Все достигается постепенным и благоразумным трудом над собой. Если мы всё совершаем как положено (конечно, не с нашей точки зрения, а с точки зрения нашей старицы, или настоятельницы, или духовника), но не получаем ожидаемого результата, это не означает, что мы делаем что-то неправильно. Очень часто мы просто-напросто хотим сразу слишком многого. Допустим, человек, как положено всякому монашествующему, упражняется в Иисусовой молитве, пытается сосредоточиться, стяжать внимание, но не приобретает этот дар в той мере, в какой ему хотелось бы и о какой он прочитал, к примеру, в книге «Откровенные рассказы странника»: не может читать двенадцать тысяч Иисусовых молитв в день! И он начинает обвинять наставников, что они его неправильно учат, что они неопытные, что они почему-то скрывают от него важную тайну, а может быть, вовсе ее не знают. Но думающий так забывает об одной простой вещи: да, он не в силах обрести ту высокую степень добродетели, которую желает, но он может в настоящий момент совершенствоваться, например приобрести сокрушение сердечное. Вскоре устная молитва у него станет временами переходить в умную, а это действительно большой прогресс, движение вперед. Но для него это ничего не значит, он-то другого хочет — и решает тогда, что вообще его место в миру, ведь он уже три года в монастыре, а непрестанной молитвы и бесстрастия так и не стяжал.

Бывает, что новоначальный инок много и усердно трудится, но он пришел из мира с большим «грузом». Это не обязательно груз грехов — человек может быть самым обыкновенным в нравственном отношении, таким как все. Но этот «груз» состоит в нравственной развращенности в широком смысле слова: человек может быть чрезвычайно своевольным, горделивым, мечтательным, тщеславным. И пока это, как говорят святые отцы, вещество страстей постепенно не истребится огнем благодати, ни о каком прогрессе в духовной жизни речи идти не может.

Один из нас более смиренный, он духовно развивается быстрее, другой — просто чудовищно горд и тщеславен, и не может в нем быть изменений, пока эта гордость постепенно не умалится. Но человек ее не хочет замечать, не видит себя таким, каков есть, и ожидает чуда там, где его быть не может.
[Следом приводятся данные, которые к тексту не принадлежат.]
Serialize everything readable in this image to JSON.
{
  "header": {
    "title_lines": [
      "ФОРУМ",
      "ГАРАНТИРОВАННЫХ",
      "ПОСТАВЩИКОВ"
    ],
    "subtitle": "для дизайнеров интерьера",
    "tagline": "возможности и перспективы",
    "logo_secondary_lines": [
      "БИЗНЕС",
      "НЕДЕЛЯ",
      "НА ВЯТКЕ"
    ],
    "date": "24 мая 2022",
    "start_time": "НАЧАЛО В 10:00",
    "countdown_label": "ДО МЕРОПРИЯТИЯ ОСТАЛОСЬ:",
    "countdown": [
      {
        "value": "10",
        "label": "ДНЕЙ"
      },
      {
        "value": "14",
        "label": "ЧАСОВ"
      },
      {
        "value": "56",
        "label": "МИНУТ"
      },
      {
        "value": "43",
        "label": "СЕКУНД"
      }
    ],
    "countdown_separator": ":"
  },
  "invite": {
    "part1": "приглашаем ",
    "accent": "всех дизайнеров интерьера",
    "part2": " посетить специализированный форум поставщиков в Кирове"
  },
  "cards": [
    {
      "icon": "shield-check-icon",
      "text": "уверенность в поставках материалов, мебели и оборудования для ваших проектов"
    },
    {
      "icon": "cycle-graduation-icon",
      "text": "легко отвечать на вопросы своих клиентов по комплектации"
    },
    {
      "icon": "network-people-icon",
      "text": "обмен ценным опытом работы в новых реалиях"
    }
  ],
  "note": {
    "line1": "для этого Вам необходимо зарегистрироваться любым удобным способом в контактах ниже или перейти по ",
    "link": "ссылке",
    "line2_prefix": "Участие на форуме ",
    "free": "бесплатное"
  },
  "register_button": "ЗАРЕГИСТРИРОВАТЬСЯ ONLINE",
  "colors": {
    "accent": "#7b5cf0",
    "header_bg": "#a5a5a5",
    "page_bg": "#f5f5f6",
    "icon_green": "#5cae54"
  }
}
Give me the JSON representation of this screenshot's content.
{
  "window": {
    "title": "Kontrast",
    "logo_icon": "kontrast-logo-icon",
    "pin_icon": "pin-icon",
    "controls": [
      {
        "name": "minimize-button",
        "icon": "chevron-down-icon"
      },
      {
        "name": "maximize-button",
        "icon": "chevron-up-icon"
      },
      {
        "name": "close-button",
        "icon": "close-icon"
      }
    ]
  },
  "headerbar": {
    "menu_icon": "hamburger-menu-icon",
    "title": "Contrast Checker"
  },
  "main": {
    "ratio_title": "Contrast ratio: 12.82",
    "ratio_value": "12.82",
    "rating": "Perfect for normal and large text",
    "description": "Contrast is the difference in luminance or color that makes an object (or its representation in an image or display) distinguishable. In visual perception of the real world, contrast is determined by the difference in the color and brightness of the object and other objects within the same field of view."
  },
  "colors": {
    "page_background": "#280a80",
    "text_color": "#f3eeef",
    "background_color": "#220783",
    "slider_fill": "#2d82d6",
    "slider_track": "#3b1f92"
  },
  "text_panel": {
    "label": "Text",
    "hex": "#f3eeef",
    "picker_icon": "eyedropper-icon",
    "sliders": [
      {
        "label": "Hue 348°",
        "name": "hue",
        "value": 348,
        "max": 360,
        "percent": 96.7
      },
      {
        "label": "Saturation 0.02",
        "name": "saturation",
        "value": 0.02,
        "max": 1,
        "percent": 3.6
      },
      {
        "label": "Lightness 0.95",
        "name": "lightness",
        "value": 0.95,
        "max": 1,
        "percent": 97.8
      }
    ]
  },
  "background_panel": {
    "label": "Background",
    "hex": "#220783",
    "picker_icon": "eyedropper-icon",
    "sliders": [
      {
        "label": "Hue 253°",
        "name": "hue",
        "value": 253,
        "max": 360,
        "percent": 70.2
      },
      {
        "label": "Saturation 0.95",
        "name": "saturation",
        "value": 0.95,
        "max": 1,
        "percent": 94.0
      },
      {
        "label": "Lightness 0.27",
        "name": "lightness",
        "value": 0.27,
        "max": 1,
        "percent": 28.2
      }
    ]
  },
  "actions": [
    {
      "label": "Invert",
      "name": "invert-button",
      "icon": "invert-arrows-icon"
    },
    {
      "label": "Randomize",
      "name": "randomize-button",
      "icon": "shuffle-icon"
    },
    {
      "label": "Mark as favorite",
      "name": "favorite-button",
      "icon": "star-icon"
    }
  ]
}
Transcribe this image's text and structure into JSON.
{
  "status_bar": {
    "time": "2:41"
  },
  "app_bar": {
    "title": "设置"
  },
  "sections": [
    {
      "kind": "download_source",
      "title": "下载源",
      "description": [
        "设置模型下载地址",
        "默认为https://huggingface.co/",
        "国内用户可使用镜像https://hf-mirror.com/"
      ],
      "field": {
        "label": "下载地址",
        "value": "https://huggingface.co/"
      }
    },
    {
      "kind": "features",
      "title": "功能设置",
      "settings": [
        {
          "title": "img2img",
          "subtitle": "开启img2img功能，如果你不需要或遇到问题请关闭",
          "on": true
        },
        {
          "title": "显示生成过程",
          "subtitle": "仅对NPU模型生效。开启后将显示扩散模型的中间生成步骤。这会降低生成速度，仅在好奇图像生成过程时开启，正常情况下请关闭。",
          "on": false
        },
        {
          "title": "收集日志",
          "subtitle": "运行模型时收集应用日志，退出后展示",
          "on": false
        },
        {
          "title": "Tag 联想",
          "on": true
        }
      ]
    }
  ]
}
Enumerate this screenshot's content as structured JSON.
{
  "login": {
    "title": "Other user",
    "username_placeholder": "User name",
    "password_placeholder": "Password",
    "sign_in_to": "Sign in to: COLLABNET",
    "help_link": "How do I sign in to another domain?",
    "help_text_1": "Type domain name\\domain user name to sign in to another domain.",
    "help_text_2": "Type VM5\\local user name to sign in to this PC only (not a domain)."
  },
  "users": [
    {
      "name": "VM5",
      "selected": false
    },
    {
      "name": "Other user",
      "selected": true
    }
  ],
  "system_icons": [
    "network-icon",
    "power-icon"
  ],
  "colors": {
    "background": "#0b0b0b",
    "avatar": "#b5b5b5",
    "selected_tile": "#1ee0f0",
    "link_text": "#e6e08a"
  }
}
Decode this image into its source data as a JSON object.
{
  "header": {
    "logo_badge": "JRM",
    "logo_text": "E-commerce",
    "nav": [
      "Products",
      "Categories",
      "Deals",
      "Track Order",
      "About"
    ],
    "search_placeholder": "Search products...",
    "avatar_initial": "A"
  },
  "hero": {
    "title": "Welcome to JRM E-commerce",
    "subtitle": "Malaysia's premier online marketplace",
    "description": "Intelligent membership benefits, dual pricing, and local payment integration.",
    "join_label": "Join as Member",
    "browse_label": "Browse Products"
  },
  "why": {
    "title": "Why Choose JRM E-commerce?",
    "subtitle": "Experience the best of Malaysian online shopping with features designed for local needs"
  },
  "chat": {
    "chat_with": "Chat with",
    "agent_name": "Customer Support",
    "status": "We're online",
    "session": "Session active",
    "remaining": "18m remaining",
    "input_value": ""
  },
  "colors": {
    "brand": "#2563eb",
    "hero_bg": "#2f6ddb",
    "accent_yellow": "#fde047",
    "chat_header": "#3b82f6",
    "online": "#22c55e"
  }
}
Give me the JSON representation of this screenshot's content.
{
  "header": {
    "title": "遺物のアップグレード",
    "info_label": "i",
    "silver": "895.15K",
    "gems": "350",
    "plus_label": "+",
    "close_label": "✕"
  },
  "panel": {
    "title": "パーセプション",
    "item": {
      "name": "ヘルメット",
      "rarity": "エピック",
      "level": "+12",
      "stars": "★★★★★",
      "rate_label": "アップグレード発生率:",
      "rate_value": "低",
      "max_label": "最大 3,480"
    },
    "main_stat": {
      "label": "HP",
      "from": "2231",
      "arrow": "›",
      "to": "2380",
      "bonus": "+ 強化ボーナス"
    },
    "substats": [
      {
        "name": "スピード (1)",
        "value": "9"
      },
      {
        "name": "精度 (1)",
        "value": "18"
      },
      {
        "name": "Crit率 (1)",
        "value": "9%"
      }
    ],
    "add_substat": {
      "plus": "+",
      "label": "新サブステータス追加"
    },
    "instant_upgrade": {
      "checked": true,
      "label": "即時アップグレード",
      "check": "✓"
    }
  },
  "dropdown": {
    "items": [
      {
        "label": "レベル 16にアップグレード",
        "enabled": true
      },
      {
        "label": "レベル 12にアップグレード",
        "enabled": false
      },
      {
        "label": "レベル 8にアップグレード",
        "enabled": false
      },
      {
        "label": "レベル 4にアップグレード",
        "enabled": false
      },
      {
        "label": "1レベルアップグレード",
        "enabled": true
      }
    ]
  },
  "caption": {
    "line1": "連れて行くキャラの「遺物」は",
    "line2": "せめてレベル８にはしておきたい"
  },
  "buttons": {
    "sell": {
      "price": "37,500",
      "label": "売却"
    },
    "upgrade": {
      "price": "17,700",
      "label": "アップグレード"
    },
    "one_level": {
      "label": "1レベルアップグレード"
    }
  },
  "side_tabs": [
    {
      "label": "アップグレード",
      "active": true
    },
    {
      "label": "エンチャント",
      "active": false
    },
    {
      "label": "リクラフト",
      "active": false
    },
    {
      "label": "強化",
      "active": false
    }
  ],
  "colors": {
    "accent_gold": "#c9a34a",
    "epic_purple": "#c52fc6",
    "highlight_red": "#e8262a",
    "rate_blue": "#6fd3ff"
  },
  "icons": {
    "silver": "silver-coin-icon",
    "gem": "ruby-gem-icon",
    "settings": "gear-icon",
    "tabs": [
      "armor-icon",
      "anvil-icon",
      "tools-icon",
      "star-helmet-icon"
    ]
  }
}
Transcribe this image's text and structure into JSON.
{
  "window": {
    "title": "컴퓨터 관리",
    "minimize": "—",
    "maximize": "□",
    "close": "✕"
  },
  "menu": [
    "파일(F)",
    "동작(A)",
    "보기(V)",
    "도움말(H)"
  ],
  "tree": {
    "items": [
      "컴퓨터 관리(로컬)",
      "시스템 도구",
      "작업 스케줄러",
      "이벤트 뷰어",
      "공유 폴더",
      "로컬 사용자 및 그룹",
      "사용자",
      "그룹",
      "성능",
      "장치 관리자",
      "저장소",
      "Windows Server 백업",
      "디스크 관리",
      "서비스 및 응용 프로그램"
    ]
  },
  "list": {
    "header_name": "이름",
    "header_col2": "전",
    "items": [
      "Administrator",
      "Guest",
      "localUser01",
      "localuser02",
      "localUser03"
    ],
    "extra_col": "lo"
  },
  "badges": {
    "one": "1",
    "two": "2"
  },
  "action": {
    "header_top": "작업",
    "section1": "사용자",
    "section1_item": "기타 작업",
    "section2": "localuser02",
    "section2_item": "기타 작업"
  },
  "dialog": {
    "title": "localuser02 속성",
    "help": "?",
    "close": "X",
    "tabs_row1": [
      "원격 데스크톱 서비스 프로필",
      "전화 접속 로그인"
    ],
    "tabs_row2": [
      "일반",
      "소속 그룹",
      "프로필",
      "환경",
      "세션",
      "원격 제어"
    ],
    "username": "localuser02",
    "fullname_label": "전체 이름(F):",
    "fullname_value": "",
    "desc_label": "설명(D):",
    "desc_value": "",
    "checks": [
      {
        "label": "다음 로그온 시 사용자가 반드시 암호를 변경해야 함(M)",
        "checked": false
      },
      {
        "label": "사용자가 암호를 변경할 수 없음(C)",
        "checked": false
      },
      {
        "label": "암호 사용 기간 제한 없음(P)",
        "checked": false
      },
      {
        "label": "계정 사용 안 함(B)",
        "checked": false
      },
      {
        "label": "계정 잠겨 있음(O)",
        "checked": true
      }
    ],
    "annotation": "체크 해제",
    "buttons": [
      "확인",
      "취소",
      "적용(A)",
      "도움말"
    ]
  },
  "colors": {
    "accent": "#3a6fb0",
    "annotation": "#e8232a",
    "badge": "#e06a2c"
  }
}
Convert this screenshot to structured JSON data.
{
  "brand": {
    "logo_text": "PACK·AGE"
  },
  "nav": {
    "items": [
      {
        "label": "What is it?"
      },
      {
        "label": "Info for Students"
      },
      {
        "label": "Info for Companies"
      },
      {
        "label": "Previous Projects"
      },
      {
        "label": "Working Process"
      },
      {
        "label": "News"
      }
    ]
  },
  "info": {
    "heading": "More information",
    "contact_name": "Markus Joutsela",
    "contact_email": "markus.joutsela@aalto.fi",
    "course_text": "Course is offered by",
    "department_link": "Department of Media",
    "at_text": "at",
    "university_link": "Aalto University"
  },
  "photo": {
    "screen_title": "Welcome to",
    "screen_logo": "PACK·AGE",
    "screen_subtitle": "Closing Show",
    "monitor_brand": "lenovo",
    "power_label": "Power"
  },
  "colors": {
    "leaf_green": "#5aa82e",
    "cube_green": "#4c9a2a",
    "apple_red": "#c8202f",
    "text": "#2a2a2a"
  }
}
Уже то чудо, что вообще хоть какое-то изменение происходит, что этот человек оказался в обители и Господь ему внушил мысль о вечности, о том, что нужно все оставить ради будущей жизни. Этого великого чуда посещения Божия на самом деле сподобляется ничтожное меньшинство. Мы видим, как мир погибает, утопает во зле, подавляющее большинство людей пребывает не только в нерадении, но и в неверии или в заблуждении. Многие современные подвижники и писатели называют нашу эпоху временем отступления — апостасией. По более или менее точной статистике, тех православных христиан, которые посещают храм и являются настоящими членами Церкви (их еще называют «практикующими христианами»), в России от одного до четырех процентов населения. Если же мы возьмем всё человечество, то православных будет в процентом отношении еще меньше. И совсем немногие люди, оставив мир, пошли в монастырь — их единицы. Вы входите в их число, и это действительно милость Божия, посещение Божие. Если любой из вас посмотрит на свою предыдущую жизнь, он не увидит ничего, что давало бы основание для такого шага. Все было только против, а потому даже ничтожной нашей собственной заслуги в нем нет. За одно это нужно день и ночь благодарить Бога, изумляться милости Его и восклицать вместе с пророком Давидом: Что воздам Господеви о всех, яже воздаде ми? (Пс. 115, 3). А мы горделиво ищем возвышенных добродетелей, ничего не желая делать для их приобретения.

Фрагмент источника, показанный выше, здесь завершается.